Closed sporksmith closed 1 year ago

sporksmith commented 1 year ago

I'm writing a mutex guard that is Send when its inner type T is Send. It holds a MutPtr internally, which is !Send.

I'm currently working around it by wrapping in a newtype that implements Send when T is Send, but it'd be nice to avoid that by having loom::cell::MutPtr do this itself.

Similarly I suppose ConstPtr could implement Send and Sync when T is Sync? (Though that isn't blocking me personally)

hawkw commented 1 year ago

The MutPtr<T> type is equivalent to an *mut T, but one that participates in loom's access tracking, and should be treated as equivalent to a *mut T. A *mut T is never Send (or Sync), and therefore, a MutPtr<T> is also !Send[^1].

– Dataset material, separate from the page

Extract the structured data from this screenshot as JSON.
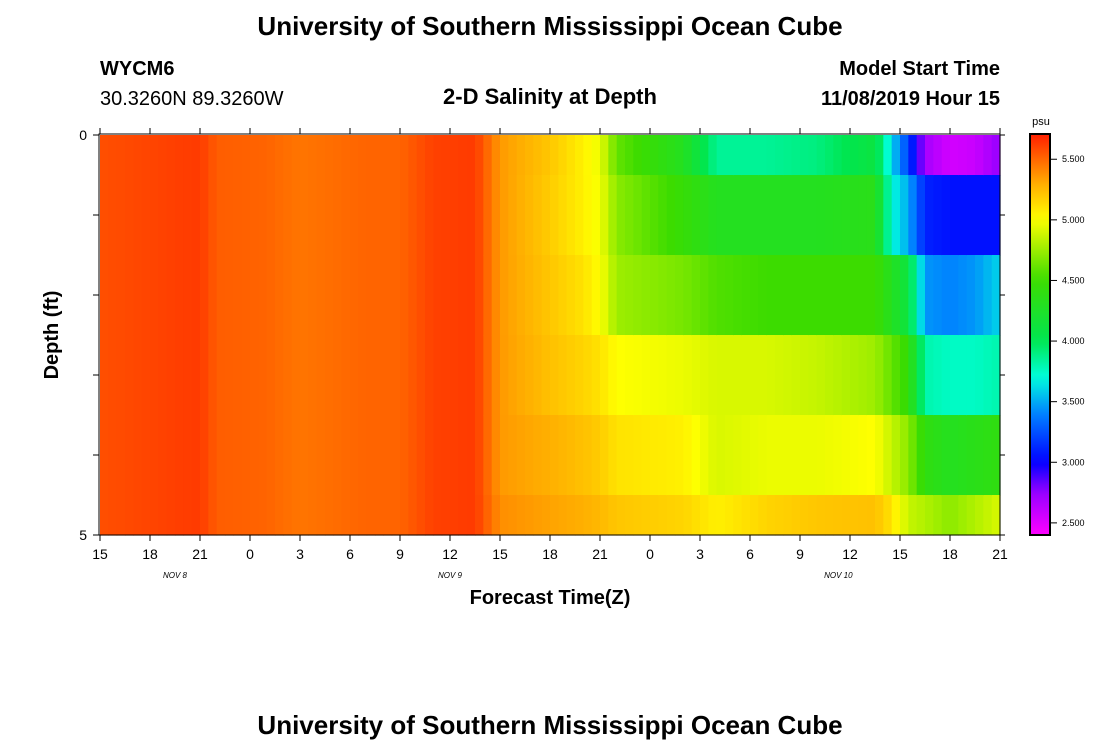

Much like a std::cell::UnsafeCell handing out *mut Ts, a loom::cell::UnsafeCell that hands out MutPtr<T>s is primarily intended as a building block for higher-level safe structures and is not aware of the safety invariants of the structures it's used to implement. Therefore, it cannot know under what conditions a pointer to data in that UnsafeCell can and cannot be safely shared. It's the responsibility of the code that uses an UnsafeCell to implement Send and/or Sync only when a value containing a pointer to that UnsafeCell can be shared safely. Just like how std::sync::MutexGuard must manually implement Send and Sync, it's correct for determining whether your guard type should be Send/Sync to be left up to the user code as well.

I hope that's a useful explanation of why loom's cell::MutPtr should not have Send or Sync implementations of its own. Let me know if you have any questions!

[^1]: In fact, the reason the MutPtr<T> type is !Send is because it contains a *mut T and doesn't have a manual Send implementation.

sporksmith commented 1 year ago

Fair enough; I suppose my thinking for why MutPtr ought to be Send if T is send is roughly equivalent to the argument that the rustnomicon strikes down re making pointers Send

Doing anything useful with a raw pointer requires dereferencing it, which is already unsafe. In that sense, one could argue that it would be "fine" for them to be marked as thread safe. However it's important that they aren't thread-safe to prevent types that contain them from being automatically marked as thread-safe. These types have non-trivial untracked ownership, and it's unlikely that their author was necessarily thinking hard about thread safety.